Net::SSH and port forwarding

J

Jamis Buck

Looks like the local->remote port forwarding will be pretty easy to
implement (I've already got a prototype that does the trick...messily).

At any rate, I'm looking at this and I'm realizing that because I'm
doing this all in Ruby, you could concievably have the port forwarding
do tricks based on additional information in the request. Here's a use
case to clarify my meaning:

Set up port forwarding on port X. When a connection is recieved, parse
the request. If the request matches format A, forward the request to
boxA:portA. If the request matches format B, forward the request to
boxB:portB. Etc. All of this happens transparently to the client that
connected to the local port.

Would this be useful for anyone? I'm probably going to write the Ruby
interface in such a way that you could do something like the above with
minimal effort, but I'm just curious if anyone would actually use such a
feature in practice. :)

--
Jamis Buck
(e-mail address removed)
http://www.jamisbuck.org/jamis

ruby -ropenssl
-e'k="01234567";p((c,c.padding,c.iv,c.key=OpenSSL::Cipher::BF.new,false,k,k*2)[0].decrypt.update("1A81803C452C324619D319F980D5B84DBB45FC0FE2BAA045".scan(/../).map{|n|n.to_i(16).chr}.join))'
 
D

Dick Davies

* Jamis Buck said:
Set up port forwarding on port X. When a connection is recieved, parse
the request. If the request matches format A, forward the request to
boxA:portA. If the request matches format B, forward the request to
boxB:portB. Etc. All of this happens transparently to the client that
connected to the local port.
Would this be useful for anyone?

It would save you having to open multiple tunnels, at least in theory,
which would be very handy in a lot of circumstances.
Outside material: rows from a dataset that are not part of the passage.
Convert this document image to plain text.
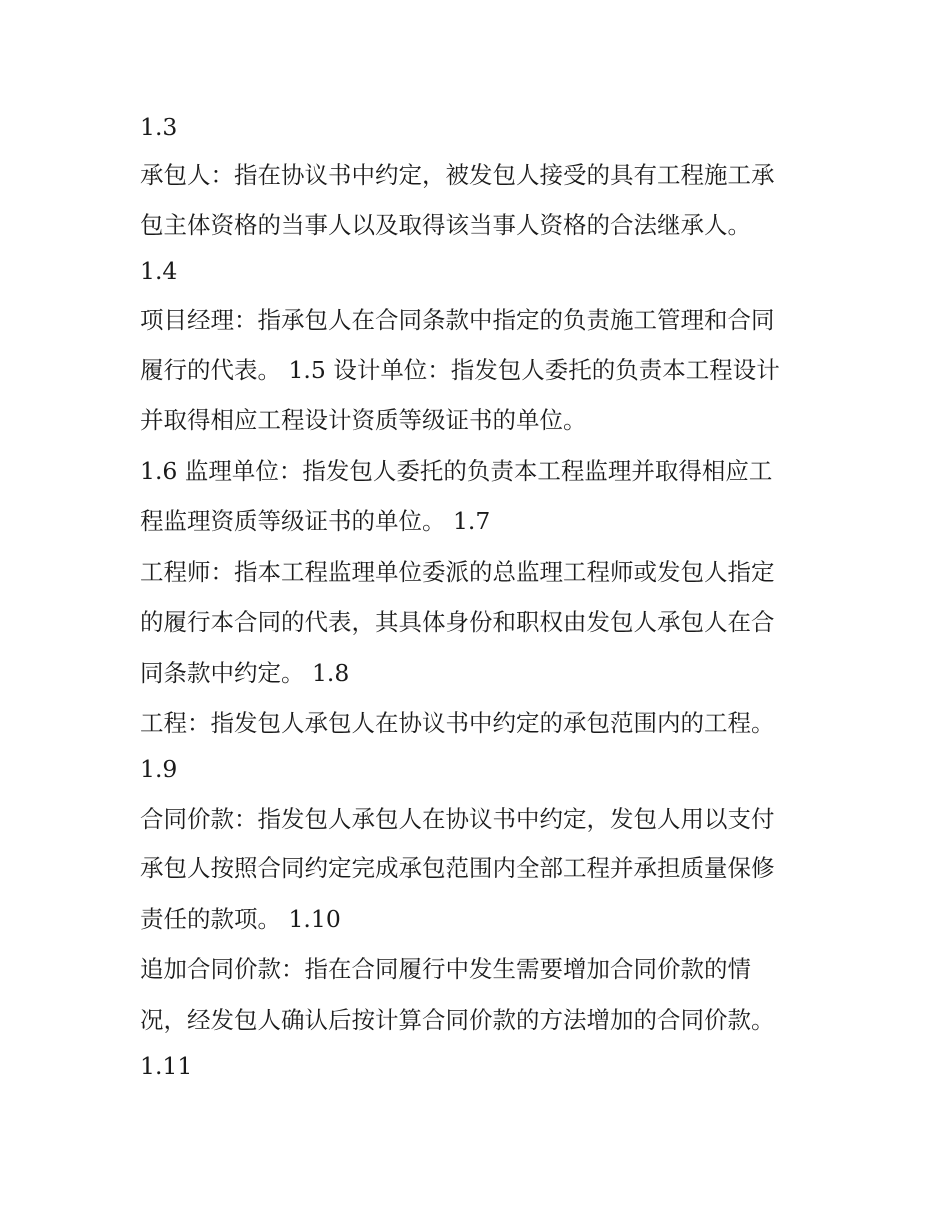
1.3
承包人：指在协议书中约定，被发包人接受的具有工程施工承
包主体资格的当事人以及取得该当事人资格的合法继承人。
1.4
项目经理：指承包人在合同条款中指定的负责施工管理和合同
履行的代表。 1.5 设计单位：指发包人委托的负责本工程设计
并取得相应工程设计资质等级证书的单位。
1.6 监理单位：指发包人委托的负责本工程监理并取得相应工
程监理资质等级证书的单位。 1.7
工程师：指本工程监理单位委派的总监理工程师或发包人指定
的履行本合同的代表，其具体身份和职权由发包人承包人在合
同条款中约定。 1.8
工程：指发包人承包人在协议书中约定的承包范围内的工程。
1.9
合同价款：指发包人承包人在协议书中约定，发包人用以支付
承包人按照合同约定完成承包范围内全部工程并承担质量保修
责任的款项。 1.10
追加合同价款：指在合同履行中发生需要增加合同价款的情
况，经发包人确认后按计算合同价款的方法增加的合同价款。
1.11
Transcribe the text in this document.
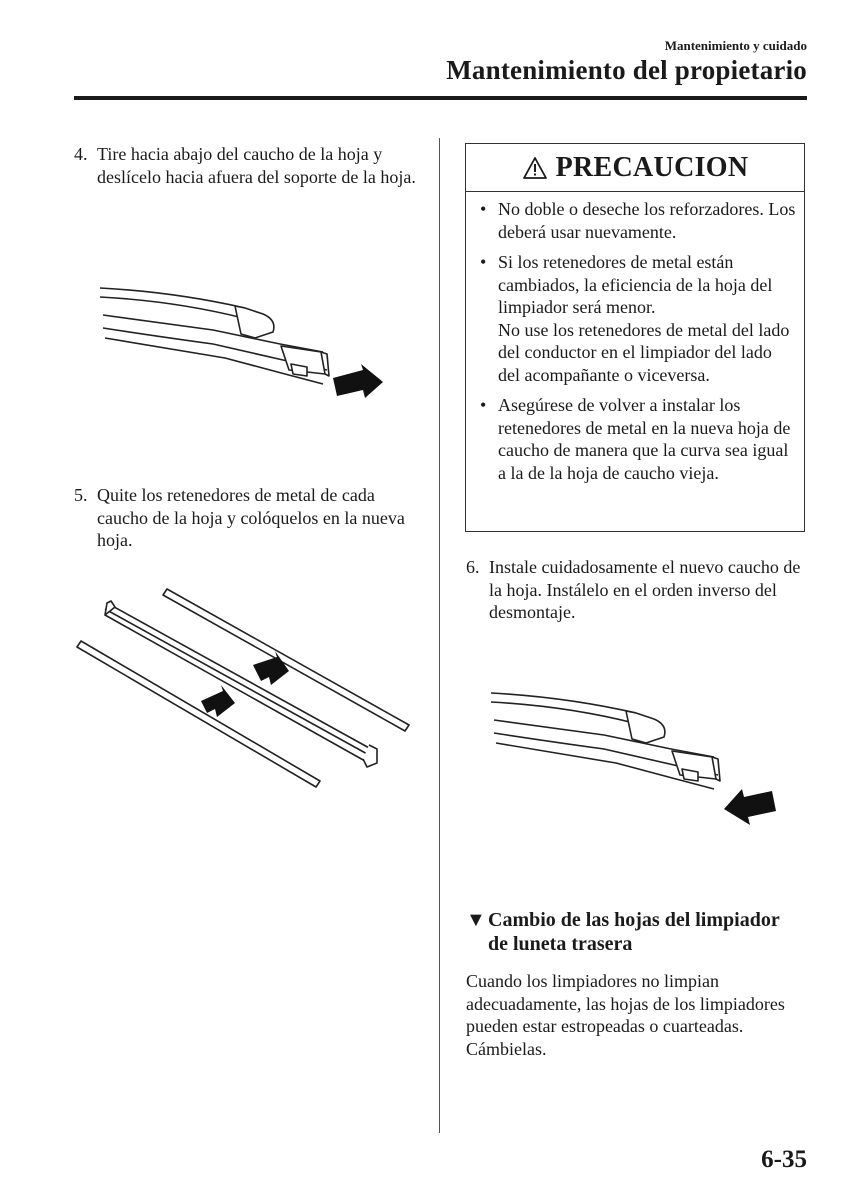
Mantenimiento y cuidado
Mantenimiento del propietario
4. Tire hacia abajo del caucho de la hoja y deslícelo hacia afuera del soporte de la hoja.
5. Quite los retenedores de metal de cada caucho de la hoja y colóquelos en la nueva hoja.
PRECAUCION
• No doble o deseche los reforzadores. Los deberá usar nuevamente.
• Si los retenedores de metal están cambiados, la eficiencia de la hoja del limpiador será menor.
No use los retenedores de metal del lado del conductor en el limpiador del lado del acompañante o viceversa.
• Asegúrese de volver a instalar los retenedores de metal en la nueva hoja de caucho de manera que la curva sea igual a la de la hoja de caucho vieja.
6. Instale cuidadosamente el nuevo caucho de la hoja. Instálelo en el orden inverso del desmontaje.
▼ Cambio de las hojas del limpiador de luneta trasera

Cuando los limpiadores no limpian adecuadamente, las hojas de los limpiadores pueden estar estropeadas o cuarteadas.

Cámbielas.

6-35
If you could daemonize that you'd have an stunnel killer...
ruby -ropenssl
-e'k="01234567";p((c,c.padding,c.iv,c.key=OpenSSL::Cipher::BF.new,false,k,k*2)[0].decrypt.update("1A81803C452C324619D319F980D5B84DBB45FC0FE2BAA045".scan(/../).map{|n|n.to_i(16).chr}.join))'
 
J

Jamis Buck

Dick said:
It would save you having to open multiple tunnels, at least in theory,
which would be very handy in a lot of circumstances.

Actually, this is something you wouldn't be able to do even with
multiple tunnels, since you're still binding to a single port on the
localhost. You're just forwarding from that one port to multiple
different remote hosts, based on the format of the request.

As I said, it sounds cool, but I wonder how useful it would be in
practice. It should be in the next version of Net::SSH, regardless. :)

--
Jamis Buck
(e-mail address removed)
http://www.jamisbuck.org/jamis

"I use octal until I get to 8, and then I switch to decimal."